3) Force your adversary onto the mobile device - As @Sven notes, your attacker might use a desktop PC, which means a "computationally expensive" request might become trivial. Don't let them do this (or at least make them work harder). You can, for example, have the client compute some mathematical function (sent by the server), and see, based on the phone model, if it takes the correct number of milliseconds to complete. Or do a small 3D rendering task with data from the server, that relies on hardware clipping behavior. Hash the result and send it back. All of these would be within a range - it is a multitasking OS. But it would help tremendously.

4) Go dynamic on them - Send along bits of algorithm that need to be computed in the client's context. Apple gets a little funny about remote code to be interpreted, but something like sending a bit of javascript that does not render to the user might work. That code could ask all sorts of unique questions (screen resolution, browser version, WebKit quirks) that would be hard to anticipate up front. As they catch up, you can get more creative with these.

5) CAPTCHA - If your heuristics start seeing suspect data, force them to authenticate. If you have a multilingual app, it could be as simple as matching a picture or unicode character to another one. Render it in a way that you can update it later.

Anyhow - a few additional ideas. Good luck!

Answer 4

Here is another "solution":

• don't waste time on this issue.

because:

• you don't expose a public interface to the world, so you are free to change your webservice interface at any time via update of webservice and an update to your app.
• the app is "very trivial" (as you called it) and probably isn't used much at the moment
• you probably have better things to do right now and are just consuming time

if there are suspicious performance or query spikes go for the least time consuming solution:

• introduce a password (clientid) saved in your app (blocks 95% of these users) this clientid can later be used to identify different clients if other programmers want to legally access your service
• introduce rate limiting (as mentioned above)

this will in 99,99% solve your problems and you can get to work right now and write awesome new features.

Answer 5

You could use rate limit + client 'soft' registration.

Basically you would generate a device ID that you could store in the user defaults upon the first request. For every request you track how many request have been sent to the server and limit it server side. This can be achieved really quickly.

You can also have some kind of shared secret used to sign your request with the generated device id + post/get parameters

Answer 6

Actually in your particular case, since it is currently an iOS only app, there is a solution.

1. After the user downloads and runs the app for the first time, the app hits a /access_token/create API that comes up with a GUID and relays it back to the Application via Apple's Push Notifications.

2. App stores this access_token, and uses it on all subsequent requests.
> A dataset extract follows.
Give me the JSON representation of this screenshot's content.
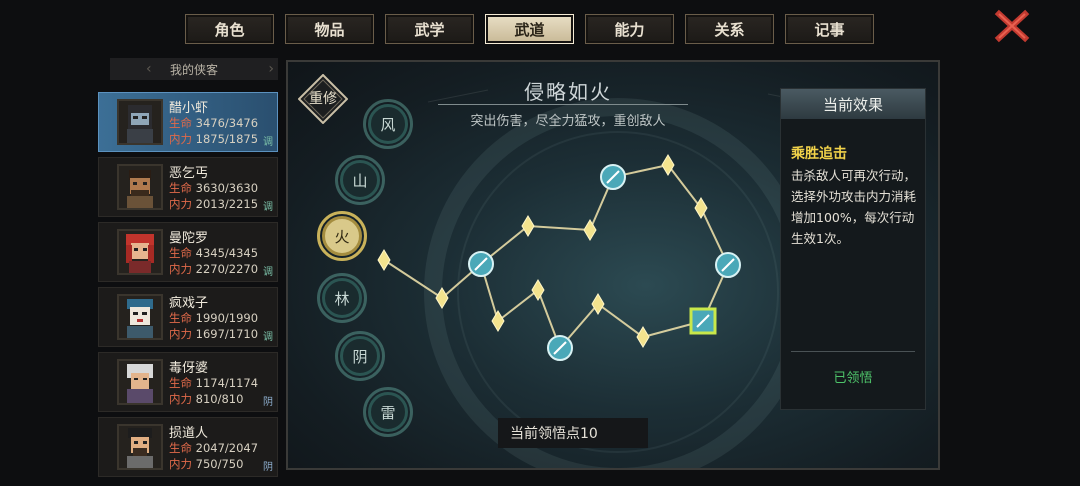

Your actual API's can rate limit on the basis of the access_token.

Basically, you let Apple do all the hard work of ensuring that the initial request came from an actual iOS device.

Extending this to Desktop clients is possible, but somewhat ruins the UX. Just change step 1 to allow /access_token/create to accept arbitrary requests, and if the request is not from a iOS device, then force the user to verify their email address/solve a captcha etc before issuing them an access_token.

Android devices (not really familiar with them) may have a similar Push Notification mechanism, in which case you can use that, or may not have a Push Notification mechanism, in which case you can subject your Android users to the inconvenience listed above.